2. Balance the time pressures of work and gaming
Of course, one of the great motivators behind getting my games out was that I did it as a way of staying active during a period of unemployment and loose employment. Now that I have a full-time job again and a one with weird hours and practices, I have to try out some pretty aggressive time management. I have an insane amount of marking to do at virtual every turn and that needs managing. I have a course that I am studying which I need to make time for too. I think what I might try is a method that my friend Ian has used - take the timespace for our D&D game and set it aside as a gaming time, regardless of whether we are playing or not. So every other week, I do some writing and games stuff. We shall see whether that plan survives impact with Mrs Gow!

3. Exploit Google Wave
I am running one game on Google Wave at the moment and hopefully it will reignite after the Christmas lull. As an experiment and a proof of concept that you can game on that platform, it has been a success for me. Now, almost solving #2 in #3 I'm going to try to move some of my creative juices onto Wave. I want to get one more Wave game going, probably Dr Who and see if I can sustain it through the year.
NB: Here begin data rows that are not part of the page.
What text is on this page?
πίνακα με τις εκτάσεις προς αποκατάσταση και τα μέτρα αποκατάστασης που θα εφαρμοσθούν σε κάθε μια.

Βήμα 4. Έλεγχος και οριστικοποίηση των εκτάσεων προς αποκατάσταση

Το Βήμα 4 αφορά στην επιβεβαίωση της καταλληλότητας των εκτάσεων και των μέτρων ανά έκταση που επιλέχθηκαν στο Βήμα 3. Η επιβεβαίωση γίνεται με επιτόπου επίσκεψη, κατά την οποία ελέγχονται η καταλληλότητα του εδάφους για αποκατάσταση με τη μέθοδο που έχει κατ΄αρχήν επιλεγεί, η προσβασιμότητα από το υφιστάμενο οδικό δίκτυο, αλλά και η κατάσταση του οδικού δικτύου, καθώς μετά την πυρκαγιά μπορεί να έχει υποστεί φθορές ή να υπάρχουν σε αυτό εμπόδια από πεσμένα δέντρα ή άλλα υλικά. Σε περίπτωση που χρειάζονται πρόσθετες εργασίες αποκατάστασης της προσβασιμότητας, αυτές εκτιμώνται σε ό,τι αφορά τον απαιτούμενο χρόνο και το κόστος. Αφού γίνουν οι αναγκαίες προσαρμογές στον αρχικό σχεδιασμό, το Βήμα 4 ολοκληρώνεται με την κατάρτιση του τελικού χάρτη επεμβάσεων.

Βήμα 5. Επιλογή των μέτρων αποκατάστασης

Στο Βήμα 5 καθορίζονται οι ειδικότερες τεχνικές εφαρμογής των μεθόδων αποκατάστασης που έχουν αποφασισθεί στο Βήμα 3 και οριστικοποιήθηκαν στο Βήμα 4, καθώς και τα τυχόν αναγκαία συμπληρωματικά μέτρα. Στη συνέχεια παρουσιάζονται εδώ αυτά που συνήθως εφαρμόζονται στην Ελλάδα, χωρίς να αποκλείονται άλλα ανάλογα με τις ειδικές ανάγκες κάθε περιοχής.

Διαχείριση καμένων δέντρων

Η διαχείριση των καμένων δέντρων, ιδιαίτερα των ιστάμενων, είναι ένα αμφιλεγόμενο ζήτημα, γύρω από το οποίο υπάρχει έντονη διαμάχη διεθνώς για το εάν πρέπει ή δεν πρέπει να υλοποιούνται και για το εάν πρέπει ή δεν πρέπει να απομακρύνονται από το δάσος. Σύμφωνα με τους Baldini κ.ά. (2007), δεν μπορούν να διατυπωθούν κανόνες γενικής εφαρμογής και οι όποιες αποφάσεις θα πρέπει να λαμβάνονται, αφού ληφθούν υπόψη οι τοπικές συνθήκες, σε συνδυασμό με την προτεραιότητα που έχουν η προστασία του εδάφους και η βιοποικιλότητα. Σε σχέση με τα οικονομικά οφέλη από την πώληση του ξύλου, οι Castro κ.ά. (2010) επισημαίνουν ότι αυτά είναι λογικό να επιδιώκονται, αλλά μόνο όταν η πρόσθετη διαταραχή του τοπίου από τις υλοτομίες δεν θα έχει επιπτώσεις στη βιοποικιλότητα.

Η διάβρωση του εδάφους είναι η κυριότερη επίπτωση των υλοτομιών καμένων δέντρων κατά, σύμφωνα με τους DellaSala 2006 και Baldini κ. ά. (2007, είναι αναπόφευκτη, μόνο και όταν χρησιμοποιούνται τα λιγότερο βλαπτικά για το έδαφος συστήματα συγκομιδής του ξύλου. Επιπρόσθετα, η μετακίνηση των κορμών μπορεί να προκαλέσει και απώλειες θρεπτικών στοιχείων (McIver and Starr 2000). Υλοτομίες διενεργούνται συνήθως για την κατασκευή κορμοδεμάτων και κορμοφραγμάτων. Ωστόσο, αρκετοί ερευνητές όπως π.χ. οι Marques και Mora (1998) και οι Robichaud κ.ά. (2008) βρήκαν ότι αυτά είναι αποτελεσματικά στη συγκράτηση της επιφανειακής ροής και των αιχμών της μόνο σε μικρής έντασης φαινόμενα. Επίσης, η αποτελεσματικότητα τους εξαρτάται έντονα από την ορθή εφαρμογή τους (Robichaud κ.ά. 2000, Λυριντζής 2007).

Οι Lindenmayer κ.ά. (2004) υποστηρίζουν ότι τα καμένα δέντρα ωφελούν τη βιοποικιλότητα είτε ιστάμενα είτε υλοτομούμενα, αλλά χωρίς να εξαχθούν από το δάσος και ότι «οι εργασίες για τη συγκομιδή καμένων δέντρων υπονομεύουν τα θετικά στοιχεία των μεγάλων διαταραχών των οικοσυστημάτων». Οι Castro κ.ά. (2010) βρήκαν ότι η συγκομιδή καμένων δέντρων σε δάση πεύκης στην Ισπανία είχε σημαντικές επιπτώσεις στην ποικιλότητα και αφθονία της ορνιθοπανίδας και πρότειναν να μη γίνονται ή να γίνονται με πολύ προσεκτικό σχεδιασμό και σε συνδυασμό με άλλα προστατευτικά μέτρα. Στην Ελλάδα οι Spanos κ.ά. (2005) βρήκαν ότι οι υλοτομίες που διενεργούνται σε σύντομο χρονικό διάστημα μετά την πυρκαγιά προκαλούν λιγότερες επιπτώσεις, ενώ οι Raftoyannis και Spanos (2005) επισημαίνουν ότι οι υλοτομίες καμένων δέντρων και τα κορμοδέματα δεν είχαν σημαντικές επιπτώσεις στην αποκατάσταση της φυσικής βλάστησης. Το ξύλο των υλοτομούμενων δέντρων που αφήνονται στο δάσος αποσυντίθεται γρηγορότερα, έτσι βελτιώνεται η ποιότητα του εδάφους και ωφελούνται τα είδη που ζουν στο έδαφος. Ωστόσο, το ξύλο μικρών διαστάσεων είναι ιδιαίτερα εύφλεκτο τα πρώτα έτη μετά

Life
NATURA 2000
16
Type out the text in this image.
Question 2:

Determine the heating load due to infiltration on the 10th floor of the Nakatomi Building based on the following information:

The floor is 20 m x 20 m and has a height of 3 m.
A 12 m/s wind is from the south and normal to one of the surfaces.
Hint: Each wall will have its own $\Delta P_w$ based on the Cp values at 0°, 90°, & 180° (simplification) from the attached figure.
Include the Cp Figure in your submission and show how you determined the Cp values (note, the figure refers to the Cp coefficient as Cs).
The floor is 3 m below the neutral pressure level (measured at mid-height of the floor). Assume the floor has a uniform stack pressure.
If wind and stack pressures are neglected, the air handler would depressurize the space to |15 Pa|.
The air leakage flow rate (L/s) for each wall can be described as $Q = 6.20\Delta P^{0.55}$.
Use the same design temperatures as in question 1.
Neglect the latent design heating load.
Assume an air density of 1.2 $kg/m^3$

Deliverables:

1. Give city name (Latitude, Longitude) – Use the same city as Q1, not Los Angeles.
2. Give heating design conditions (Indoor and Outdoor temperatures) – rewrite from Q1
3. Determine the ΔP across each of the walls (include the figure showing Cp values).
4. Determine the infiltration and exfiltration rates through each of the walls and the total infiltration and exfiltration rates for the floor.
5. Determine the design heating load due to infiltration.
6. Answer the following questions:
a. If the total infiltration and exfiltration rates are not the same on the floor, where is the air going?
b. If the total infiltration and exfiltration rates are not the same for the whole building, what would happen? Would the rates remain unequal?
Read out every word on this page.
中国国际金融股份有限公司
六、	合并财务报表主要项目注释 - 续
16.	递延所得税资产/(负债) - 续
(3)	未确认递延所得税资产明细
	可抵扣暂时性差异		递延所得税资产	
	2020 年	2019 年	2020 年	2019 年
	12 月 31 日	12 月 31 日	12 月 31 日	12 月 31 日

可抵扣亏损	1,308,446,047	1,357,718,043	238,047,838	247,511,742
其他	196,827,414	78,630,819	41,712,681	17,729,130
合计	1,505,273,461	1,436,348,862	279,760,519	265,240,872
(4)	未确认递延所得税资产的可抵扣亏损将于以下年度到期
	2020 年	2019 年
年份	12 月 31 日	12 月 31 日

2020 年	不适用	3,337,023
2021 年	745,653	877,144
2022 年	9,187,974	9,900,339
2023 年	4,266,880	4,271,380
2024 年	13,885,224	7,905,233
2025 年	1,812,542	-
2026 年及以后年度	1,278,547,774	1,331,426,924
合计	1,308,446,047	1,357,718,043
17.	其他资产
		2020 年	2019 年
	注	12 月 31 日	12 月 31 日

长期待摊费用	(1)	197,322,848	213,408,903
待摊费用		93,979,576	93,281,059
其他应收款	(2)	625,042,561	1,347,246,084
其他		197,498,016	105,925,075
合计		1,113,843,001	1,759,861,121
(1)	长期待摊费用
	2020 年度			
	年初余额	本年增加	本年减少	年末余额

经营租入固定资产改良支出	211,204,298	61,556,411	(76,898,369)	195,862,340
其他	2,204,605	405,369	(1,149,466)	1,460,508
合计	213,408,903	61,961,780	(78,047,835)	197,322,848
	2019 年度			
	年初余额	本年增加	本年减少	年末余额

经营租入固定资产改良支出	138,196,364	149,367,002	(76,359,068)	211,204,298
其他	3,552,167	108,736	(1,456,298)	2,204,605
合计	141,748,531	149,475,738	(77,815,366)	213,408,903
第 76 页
4. Be More Selfish at Conventions
Funny one this. Consider the conventions I went to this year.

Conception: Slots 12, Played 0, Ran 0 (I was very ill through most of the convention)
Conpulsion: Slots 5, Played 0, Ran 2
Games Expo: Slots 6, Played 0, Ran 1
Furnace: Slots 5, Played 2, Ran 3
Dragonmeet: Slots 2, Played 0, Ran 0

Now I could balance this with 'Amount of Money Earned on the Collective Endeavour Stall': Metric Fuckton.

However, I think I need to gain some balance between running, playing and stalling. I recognise that it is important to run games if you want to sell games but I find running con games exceedingly stressful until I actually sit down to run them. The idea is worse than the actual execution, if you get what I mean. So my resolution is to spend a little less time on the stall and a little more time at the gaming table, on the players side. Balance in all things.

5. Avoid Toxicity
As an extension of 'The Hypocritical Oath' post below, I am going to have to re-evaluate my interactions with the wider online gaming community. One of the things that I have found very difficult to work with over the last couple of years is that by publishing a game you have made a statement which in some cases is seen as an unbending and unchanging fact. I get called on perceived inconsistencies between what I say and what I have published, in some of the most bizarre situations. I don't mind it, but it is a constant drip-drip reminder that I am seen not just as a community member anymore, but now as a publisher and a designer and a seller and a number of other things and all the complications that this brings. However, this tendency to combine me with my game leads to some people with ... poor feedback skills ... breeching my tolerances. Already I have bowed out of participation in many forums because of this and I hope I can continue with others, but I simply cannot be arsed with some of the shite that flows around the internet anymore. Ignoring it is one thing. Not getting involved is another. Regardless, I'm not going to let that toxicity poison my life anymore.

So there we go. I may revise that last one, as it was a real struggle to come up with something.